Many materials swell due to the absorption of water. I have been working to understand the dynamics of this swelling behaviour across a range of systems, including responsive hydrogels and polymers with embedded salt. Using mechanical modelling, I unpick the complex interactions between fluid flow, elastic deformation and chemical interactions. The resulting knowledge can be used to design shape-changing structures at the microscale, or understand the processes in biological systems. 

Phoretic microbots are small artificial swimmers that propel by consuming a chemical fuel in the surrounding fluid. A chemical reaction on their surface generates local gradients in the solute, that drives a slip flow due to solute-surface interactions. We are exploring the interaction of shape and chemical patterning using a slender body theory for these chemically-propelled swimmers, expanding the library of known solutions and investigating the behaviour of looped and knotted filaments.

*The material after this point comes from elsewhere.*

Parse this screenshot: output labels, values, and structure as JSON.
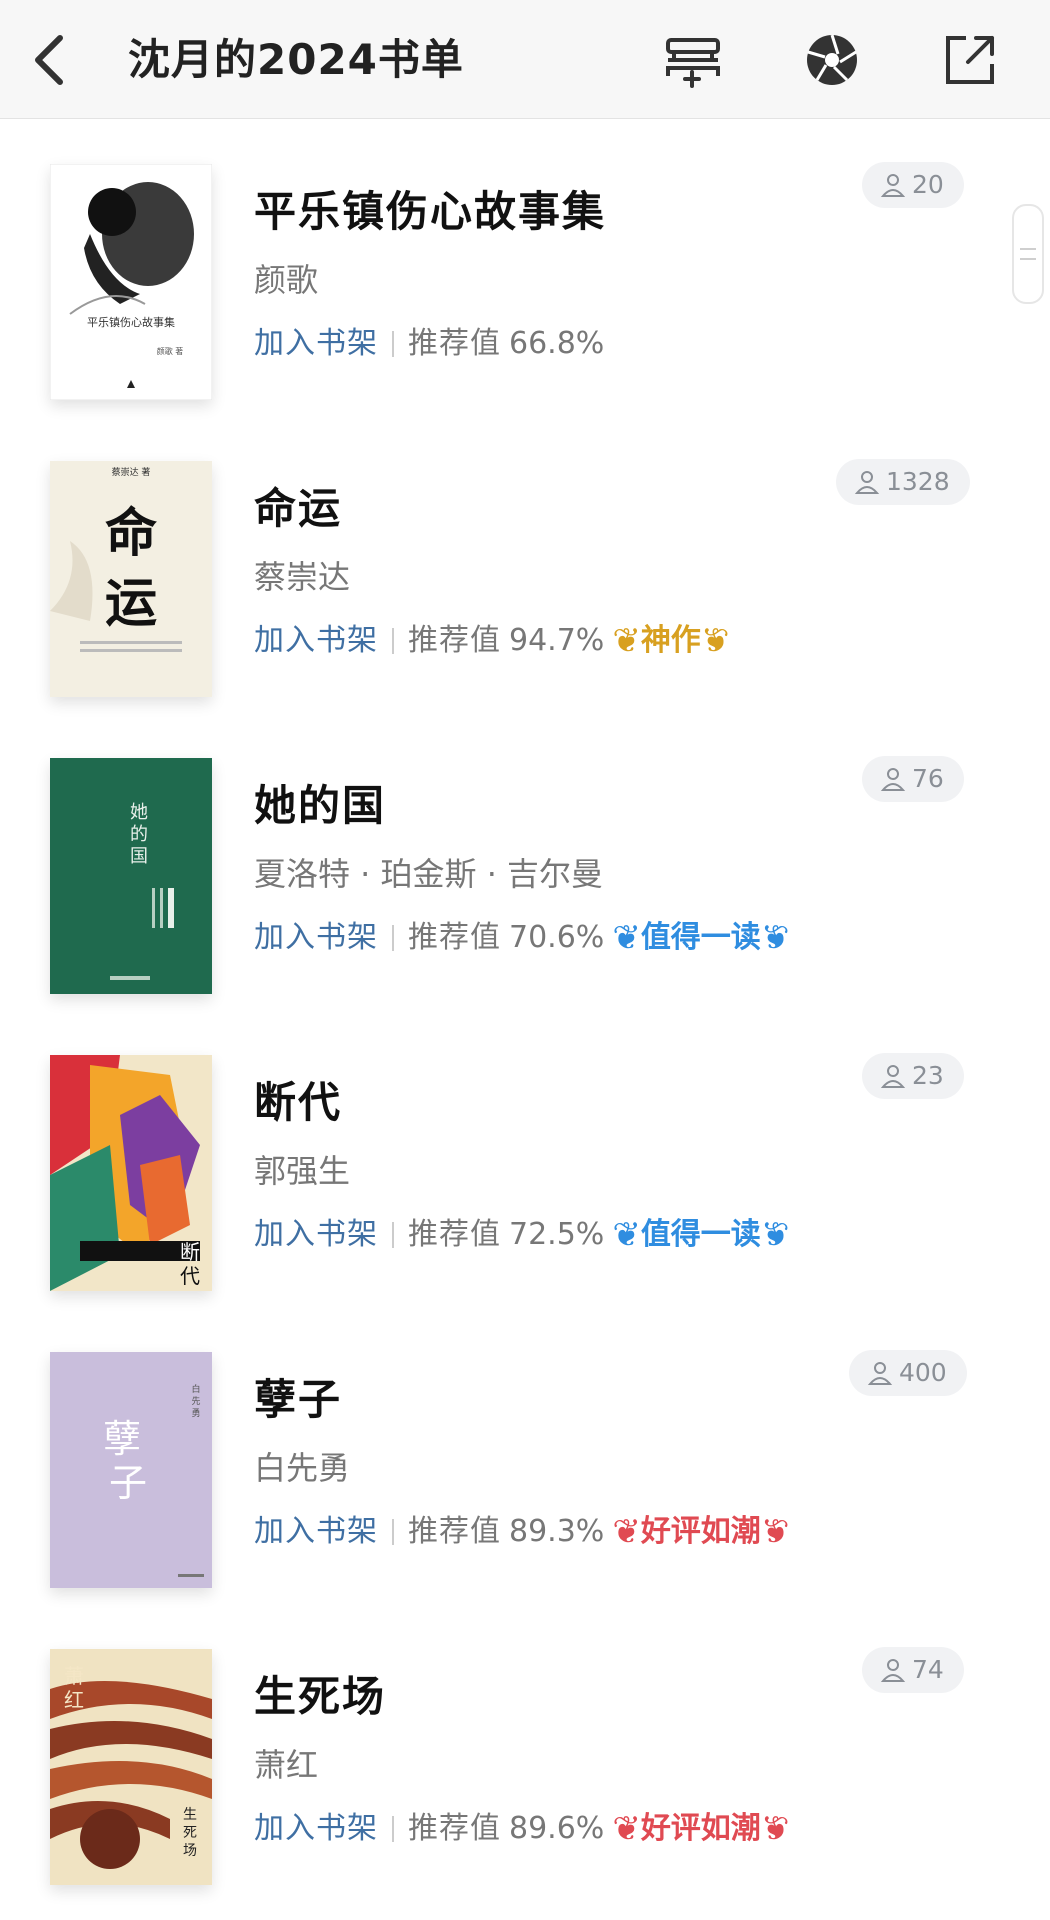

The extra-cellular matrix (ECM) is a polymeric material that exists in the space outside of cells in a wide variety of organisms, e.g. in bacterial biofilms or the basement membrane in tissues. The mechanical behaviour of the ECM can be difficult to unravel experimentally, due to its coupling with the accompanying growing and adapting biological system. Mathematical modelling can be used as an aid to explore these systems and understand their behaviour. We are currently investigating how turnover (replacement of material) can lead to viscoelastic behaviour over long timescales.

Small amounts of fluid between two solid surfaces can generate signficant forces due to the effect of surface tension. These forces are believed to help insects to stick to surfaces, due to an oily secretion on their feet, but can also cause problems in industrial settings. I investigated the effects of surface properties on the adhesion forces due to the surface tension of microscale bridging droplets, showing how deformation and rougness can be exploited to significantly alter the adhesion strength.